Can you spell Halliburton? R-i-p- o-f-f.

War-torn Iraq has been a gold mine for Halliburton, yet another treasure trove of U.S. taxpayer dollars for a company that has no peer in the fine art of extracting riches from the government.

But if you go through some of Halliburton's filings with the Securities and Exchange Commission over the past several years, as I have, you'll see a company that goes to great lengths — literally to the ends of the earth — to escape paying its fair share of taxes to the government that has been so good to it.

Annual reports filed with the S.E.C. since the mid-90's — when Dick Cheney took over as chief executive and wrote the game plan for garnering government goodies — showed Halliburton subsidiaries incorporated in such places as the Cayman Islands, Bermuda, Trinidad and Tobago, Panama, Liechtenstein, and Vanuatu.

Vanuatu? Who knew?

Vanuatu is a mountainous group of islands in the South Pacific. Its people support themselves mostly by fishing and subsistence farming. "Additional revenues," according to the Columbia Encyclopedia, "derive from a growing tourist industry and the development of Vila [the capital] as a corporate tax shelter."

Halliburton, in an S.E.C. filing in 2000, duly noted that it had a subsidiary incorporated in Vanuatu called Kinhill Kramer (Vanuatu) Ltd.

The company adamantly denies that its offshore subsidiaries are used to shift income out of the U.S. But it's indisputable that somebody is doing a dandy job of limiting Halliburton's tax liability.
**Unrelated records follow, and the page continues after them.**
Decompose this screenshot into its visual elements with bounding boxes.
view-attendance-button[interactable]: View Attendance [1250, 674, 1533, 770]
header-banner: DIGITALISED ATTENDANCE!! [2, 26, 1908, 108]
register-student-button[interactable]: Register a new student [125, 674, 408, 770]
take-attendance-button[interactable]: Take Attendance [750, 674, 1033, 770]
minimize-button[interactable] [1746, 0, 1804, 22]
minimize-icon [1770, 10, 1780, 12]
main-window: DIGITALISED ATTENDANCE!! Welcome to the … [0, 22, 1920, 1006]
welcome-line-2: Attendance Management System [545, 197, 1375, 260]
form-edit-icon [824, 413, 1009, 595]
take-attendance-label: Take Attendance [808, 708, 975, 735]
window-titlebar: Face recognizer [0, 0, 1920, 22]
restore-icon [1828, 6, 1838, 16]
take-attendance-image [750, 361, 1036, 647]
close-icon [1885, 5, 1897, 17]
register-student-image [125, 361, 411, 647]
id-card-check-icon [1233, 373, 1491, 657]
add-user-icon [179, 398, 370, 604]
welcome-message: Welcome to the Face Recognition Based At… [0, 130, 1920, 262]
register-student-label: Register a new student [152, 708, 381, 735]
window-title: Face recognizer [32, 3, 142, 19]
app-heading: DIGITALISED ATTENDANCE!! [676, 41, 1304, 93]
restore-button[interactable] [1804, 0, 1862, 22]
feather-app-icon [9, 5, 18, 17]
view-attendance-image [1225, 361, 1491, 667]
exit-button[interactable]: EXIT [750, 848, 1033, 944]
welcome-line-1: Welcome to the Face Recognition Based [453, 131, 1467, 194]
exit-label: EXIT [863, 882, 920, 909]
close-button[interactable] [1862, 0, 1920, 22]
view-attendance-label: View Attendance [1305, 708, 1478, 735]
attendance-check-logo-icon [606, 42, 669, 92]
When I asked how much Halliburton paid in federal income taxes last year, a company spokeswoman, Wendy Hall, said, "After foreign tax credit utilization, we paid just over $15 million to the I.R.S. for our 2002 tax liability."

That is effectively no money at all to an empire like Halliburton. Less than pocket change. Dick Cheney must be having a good laugh over the way his old company, following his road map, is taking the U.S. for such a ride.

In the early 90's, when Mr. Cheney was defense secretary under the first President Bush, he hired the Halliburton subsidiary Brown & Root to determine what military functions could be outsourced to private profit-making companies. Brown & Root came up with myriad ideas in a classified study and was handed a lucrative contract to implement its own plan.

Mr. Cheney took over as chief executive of Halliburton in 1995, and the defense contracts just kept on coming. When he returned to government as vice president in 2001, no firm was better positioned than Halliburton to cash in on the billions of dollars in contracts that resulted from the war on terror and the conflict in Iraq.

Halliburton is bound so intimately to the defense establishment it might as well be an adjunct to the military. (Mr. Cheney still receives deferred compensation from Halliburton but insists he has no role in the awarding of contracts.)

Halliburton is an organization that has the reach of a multinational and the eyes of a Willie Sutton. Through its subsidiaries, it has done work with countries the U.S. has accused of supporting terror. It was accused of overcharging the U.S. government for work done in the 1990's, and in 2002 it agreed to pay a $2 million settlement in response to accusations that it had defrauded the government.

The Pentagon is currently examining allegations that the Halliburton subsidiary Kellogg Brown & Root overcharged the government by $61 million for gasoline imported into Iraq from Kuwait. Last week the company acknowledged that at least one employee had participated in a $6.3 million kickback deal with a Kuwaiti company. That money has reportedly been repaid to the government.

What we have here is a private profit-making multinational company with no particular allegiance (other than contractual) to the U.S. government. Nevertheless, through its powerful allies in the government, Halliburton enjoys extraordinary influence over national defense policies and has its own key to the national treasury.

If it's at all grateful, it hasn't shown it. The U.S. is at war. The government is running record deficits. Money is tight everywhere. But Halliburton won't even kick in its fair share. It continues to benefit from the nation's largesse, while scouring the world for places to shelter as much of its American riches as possible.